AFL-CIO to launch huge effort to turn out the midterm vote

AFL-CIO President Richard Trumka said Wednesday the labor federation has put together a “massive mobilization” program to get the vote out for the 2010 midterm elections. 



The AFL-CIO will be able to reach 17 million working-class voters at home and at work using the union’s status as a “trusted messenger,” Trumka told reporters.

The labor group has revved up its political program in the “firewall” states of California, Illinois, Nevada, New York, Ohio and Pennsylvania. All six of those states feature Senate races this fall, and five of the six are considered close. Ohio is also a key battleground state in the fight for the House majority.

The program focuses on gubernatorial races, 18 Senate races and more than 70 House races, and is spread across 26 states.


Unions are mounting the extensive campaign out of fear of a Republican takeover of Congress. Polls suggest Republicans have a great chance of winning the House, and even the Senate. 

Trumka on Wednesday argued Republicans would give tax breaks to the wealthy. 

“This election is about economic patriots, and it’s also about corporate traitors,” Trumka said during the briefing. He said having Minority Leader John Boehner (Ohio) as House Speaker could mean a return to several policies unions oppose, such as changes to Social Security and tax breaks for the wealthy. 

“If you listened to what Boehner said, he wants to go back directly to where we were under Bush,” said Trumka, who cited Boehner’s speech at the City Club of Cleveland last week. “No one gets the luxury of sitting this [election] out.”

The labor federation also will run television and radio ads during the upcoming Labor Day weekend celebrating union members. They plan to run the ads during Major League Baseball and college football games as well as Sunday’s NASCAR Pep Boys Auto 500 race. Trumka described them as not “political.”

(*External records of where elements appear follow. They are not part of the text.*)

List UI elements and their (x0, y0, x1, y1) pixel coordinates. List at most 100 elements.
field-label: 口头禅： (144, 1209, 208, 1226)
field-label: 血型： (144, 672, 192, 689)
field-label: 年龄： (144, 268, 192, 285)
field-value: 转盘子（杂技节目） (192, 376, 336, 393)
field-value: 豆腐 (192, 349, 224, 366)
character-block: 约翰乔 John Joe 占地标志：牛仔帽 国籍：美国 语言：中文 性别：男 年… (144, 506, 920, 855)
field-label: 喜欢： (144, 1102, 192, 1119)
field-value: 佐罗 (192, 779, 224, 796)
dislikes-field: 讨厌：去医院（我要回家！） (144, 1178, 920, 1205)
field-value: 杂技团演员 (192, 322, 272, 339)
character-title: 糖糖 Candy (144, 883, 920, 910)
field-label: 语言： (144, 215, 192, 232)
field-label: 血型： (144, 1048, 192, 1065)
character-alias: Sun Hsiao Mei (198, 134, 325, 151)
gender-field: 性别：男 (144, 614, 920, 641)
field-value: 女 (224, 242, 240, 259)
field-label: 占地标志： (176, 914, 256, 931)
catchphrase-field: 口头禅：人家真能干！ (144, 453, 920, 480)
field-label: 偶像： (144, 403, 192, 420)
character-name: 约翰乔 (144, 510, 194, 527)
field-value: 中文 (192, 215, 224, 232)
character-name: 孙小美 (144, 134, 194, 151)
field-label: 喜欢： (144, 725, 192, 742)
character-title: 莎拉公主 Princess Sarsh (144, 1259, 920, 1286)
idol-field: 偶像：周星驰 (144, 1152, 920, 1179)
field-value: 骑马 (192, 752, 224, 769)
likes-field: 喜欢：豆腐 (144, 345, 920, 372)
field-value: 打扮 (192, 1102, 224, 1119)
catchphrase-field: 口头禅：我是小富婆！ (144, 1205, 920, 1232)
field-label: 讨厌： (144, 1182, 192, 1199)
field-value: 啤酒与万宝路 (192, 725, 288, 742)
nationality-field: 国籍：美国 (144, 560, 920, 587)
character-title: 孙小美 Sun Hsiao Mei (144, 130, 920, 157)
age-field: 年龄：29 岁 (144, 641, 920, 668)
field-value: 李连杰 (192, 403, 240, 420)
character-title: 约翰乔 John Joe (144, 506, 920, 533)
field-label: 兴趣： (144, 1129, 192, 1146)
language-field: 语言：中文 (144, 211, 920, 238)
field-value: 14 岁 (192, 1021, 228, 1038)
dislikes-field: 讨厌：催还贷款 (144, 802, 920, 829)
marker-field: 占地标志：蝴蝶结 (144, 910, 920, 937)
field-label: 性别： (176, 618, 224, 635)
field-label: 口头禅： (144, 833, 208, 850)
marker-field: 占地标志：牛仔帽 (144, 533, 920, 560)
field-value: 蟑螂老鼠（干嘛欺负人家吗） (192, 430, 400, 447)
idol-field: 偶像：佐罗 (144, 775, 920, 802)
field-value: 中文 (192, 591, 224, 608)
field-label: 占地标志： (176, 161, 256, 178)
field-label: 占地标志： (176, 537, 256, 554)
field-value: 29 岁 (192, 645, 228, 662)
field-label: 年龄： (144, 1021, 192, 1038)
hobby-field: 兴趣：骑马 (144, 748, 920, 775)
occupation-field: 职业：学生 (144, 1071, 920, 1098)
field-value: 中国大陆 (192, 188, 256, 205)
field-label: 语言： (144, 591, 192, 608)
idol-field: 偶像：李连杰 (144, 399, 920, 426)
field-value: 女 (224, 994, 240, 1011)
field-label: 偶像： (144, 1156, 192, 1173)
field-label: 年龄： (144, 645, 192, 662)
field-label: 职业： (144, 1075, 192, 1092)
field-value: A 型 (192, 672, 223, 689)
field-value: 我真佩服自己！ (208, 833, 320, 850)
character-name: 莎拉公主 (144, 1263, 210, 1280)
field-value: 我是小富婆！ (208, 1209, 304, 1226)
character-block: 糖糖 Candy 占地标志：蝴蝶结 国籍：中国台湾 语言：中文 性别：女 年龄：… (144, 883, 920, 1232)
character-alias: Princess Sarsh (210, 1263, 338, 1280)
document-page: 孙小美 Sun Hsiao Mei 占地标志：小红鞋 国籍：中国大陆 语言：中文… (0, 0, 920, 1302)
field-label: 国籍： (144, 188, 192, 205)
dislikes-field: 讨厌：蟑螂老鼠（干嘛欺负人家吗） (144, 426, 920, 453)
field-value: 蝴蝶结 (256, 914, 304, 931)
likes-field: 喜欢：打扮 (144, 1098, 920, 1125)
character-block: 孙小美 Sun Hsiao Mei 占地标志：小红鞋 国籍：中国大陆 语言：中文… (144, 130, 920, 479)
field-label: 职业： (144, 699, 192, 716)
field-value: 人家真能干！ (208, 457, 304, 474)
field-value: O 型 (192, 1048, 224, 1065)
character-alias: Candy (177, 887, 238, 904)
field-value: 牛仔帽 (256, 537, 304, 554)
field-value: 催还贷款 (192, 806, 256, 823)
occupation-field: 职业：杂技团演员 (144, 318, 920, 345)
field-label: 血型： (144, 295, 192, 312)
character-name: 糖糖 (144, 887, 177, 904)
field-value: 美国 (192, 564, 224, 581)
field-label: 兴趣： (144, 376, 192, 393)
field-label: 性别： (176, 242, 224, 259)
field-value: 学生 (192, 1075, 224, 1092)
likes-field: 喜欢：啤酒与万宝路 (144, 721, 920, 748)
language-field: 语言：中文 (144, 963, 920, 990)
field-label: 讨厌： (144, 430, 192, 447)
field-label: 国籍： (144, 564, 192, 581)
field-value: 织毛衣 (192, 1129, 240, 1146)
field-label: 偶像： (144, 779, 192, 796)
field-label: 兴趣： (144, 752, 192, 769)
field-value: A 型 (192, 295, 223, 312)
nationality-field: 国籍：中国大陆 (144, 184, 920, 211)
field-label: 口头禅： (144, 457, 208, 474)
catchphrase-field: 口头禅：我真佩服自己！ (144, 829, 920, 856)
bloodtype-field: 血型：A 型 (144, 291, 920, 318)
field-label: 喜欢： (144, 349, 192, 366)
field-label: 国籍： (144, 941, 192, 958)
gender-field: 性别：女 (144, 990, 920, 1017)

Along with Working America, its community affiliate, the AFL-CIO is working on a campaign where activists will write postcards to women voters in key states to get out the vote. 



The union is also planning a huge rally on Oct. 2 at the National Mall in Washington, D.C., before the election. The One Nation Working Together rally will show what “a progressive economic vision looks like,” said AFL-CIO Executive Vice President Arlene Holt Baker. 



“The AFL-CIO is determined that the Tea Party and its corporate backers are not going to get the final word,” she added.